« Elle a 55 ans et elle reprend ses études. Le jour où elle sera diplômée elle ne sera pas loin de la retraite. Est-ce que cela vaut vraiment le coup ? »
Elle c’est Françoise. Une auxiliaire éducatrice de jeunes enfants que vous croiserez peut-être au détour d’un chemin de Touraine. Je l’ai côtoyée deux ans seulement mais je lui serai éternellement reconnaissante car c’est grâce à toutes les qualités énumérées au tout début de ce texte par une autre collègue que j’ai à mon tour été élève au CERPE.
Ce n’est d’ailleurs pas anodin si nous sommes étions au sein du Centre de Recherche et d’Etude de la Petite Enfance. L’une comme l’autre avons des parcours atypiques et c’est notre volonté plus que nos capacités qui nous a permis d’accéder à leur formation au même titre que n’importe quel étudiant issu du cursus normal. Comme vous le savez si vous suivez régulièrement le blog, cela fait 35 ans que j’ai quitté les bancs de l’école en dernière année du collège. Eh bien le CERPE permet à des adultes comme moi, souhaitant se former sans pour autant se dévêtir de leurs connaissances pratiques et intellectuelles acquises sur le terrain, d’accéder au diplôme leur permettant de mettre en valeur cette précieuse expérience.

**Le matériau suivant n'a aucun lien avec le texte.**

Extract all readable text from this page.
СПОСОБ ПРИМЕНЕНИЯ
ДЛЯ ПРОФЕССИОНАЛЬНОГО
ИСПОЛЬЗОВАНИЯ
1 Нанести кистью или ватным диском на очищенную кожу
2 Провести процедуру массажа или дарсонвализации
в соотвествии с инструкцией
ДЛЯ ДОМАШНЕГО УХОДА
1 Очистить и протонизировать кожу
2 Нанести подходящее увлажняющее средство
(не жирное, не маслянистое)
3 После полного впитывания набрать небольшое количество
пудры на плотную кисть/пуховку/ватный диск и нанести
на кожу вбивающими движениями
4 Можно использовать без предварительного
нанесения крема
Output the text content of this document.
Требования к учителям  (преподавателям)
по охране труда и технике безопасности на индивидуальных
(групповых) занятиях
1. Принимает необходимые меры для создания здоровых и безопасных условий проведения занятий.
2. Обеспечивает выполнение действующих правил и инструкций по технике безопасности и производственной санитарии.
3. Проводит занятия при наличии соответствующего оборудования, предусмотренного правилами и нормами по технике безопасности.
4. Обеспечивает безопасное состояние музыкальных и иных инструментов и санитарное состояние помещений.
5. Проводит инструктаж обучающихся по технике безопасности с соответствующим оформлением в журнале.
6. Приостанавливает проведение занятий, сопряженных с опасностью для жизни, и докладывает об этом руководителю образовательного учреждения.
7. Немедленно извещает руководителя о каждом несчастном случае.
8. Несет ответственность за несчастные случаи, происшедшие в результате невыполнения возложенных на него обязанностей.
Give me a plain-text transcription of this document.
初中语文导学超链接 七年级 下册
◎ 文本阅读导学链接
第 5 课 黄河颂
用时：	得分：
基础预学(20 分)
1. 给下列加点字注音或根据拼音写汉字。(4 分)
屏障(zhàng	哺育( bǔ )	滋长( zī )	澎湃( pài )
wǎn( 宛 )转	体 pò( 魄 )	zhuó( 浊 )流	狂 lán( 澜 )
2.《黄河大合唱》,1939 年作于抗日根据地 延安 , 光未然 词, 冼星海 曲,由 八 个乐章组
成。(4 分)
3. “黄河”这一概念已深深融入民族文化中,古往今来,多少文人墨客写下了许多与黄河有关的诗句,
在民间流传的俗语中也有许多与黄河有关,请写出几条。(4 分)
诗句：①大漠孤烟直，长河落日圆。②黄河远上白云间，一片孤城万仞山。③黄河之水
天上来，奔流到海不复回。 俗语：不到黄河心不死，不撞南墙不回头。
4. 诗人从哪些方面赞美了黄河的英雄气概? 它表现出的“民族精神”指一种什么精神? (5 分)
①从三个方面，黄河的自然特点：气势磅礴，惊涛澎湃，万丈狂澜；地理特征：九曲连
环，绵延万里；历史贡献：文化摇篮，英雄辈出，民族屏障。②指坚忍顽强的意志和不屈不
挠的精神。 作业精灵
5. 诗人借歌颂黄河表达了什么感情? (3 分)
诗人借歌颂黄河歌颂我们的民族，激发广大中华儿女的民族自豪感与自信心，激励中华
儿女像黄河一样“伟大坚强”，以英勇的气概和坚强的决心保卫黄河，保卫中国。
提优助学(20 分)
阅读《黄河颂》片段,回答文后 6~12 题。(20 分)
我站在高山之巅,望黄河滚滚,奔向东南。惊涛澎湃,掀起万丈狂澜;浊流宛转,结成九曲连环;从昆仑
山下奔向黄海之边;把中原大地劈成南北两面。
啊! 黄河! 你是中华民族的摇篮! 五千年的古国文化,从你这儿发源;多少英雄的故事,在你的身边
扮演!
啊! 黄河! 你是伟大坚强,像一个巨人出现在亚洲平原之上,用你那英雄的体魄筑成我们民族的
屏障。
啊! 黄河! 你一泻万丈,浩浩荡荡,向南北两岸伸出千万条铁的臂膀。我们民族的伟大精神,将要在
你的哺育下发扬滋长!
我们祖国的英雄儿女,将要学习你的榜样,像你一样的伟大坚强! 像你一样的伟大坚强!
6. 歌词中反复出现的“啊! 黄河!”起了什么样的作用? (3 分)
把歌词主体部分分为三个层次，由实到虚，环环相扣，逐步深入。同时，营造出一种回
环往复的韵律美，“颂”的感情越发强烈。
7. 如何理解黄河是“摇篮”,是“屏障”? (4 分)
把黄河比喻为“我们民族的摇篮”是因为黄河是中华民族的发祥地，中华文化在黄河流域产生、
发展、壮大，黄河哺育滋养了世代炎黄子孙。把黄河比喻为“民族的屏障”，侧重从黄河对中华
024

La diversité culturelle et professionnelle présente au sein du CERPE, son système de notation basé sur des lettres et non des chiffres afin de ne pas décourager ou dévaloriser chaque individu m’ont plu et rassurée. Le potentiel que chacun possédons, cette école souhaite le découvrir, le valoriser et l’enrichir. Les valeurs sociales et humaines qu’ils défendent et enseignent, leur réflexion toujours vivante et sans cesse renouvelée autour du jeune enfant, émulée à la fois par les enseignants mais également les élèves, font que c’est au sein de cette établissement que j’ai souhaité reprendre mes études. Mais je n’aurais jamais eu connaissance de cette école ni foi en mes capacités si Françoise n’avait pas ouvert la voie.
Alors Françoise saches ceci : Certes tu avais plus de 55 ans mais ton dynamisme et ta joie sans cesse renouvelés faisaient l’admiration voire la convoitise des tes collègues, toutes générations confondues. Tu n’as pas repris tes études, juste diplômé ton savoir. Tu n’étais pas au crépuscule de ta carrière mais à l’aube de ta profession. Est-ce que cela valait le coup ? Oui, au centuple ! Cela en valait la peine et le courage qui t’ont animée durant ces trois dernières années.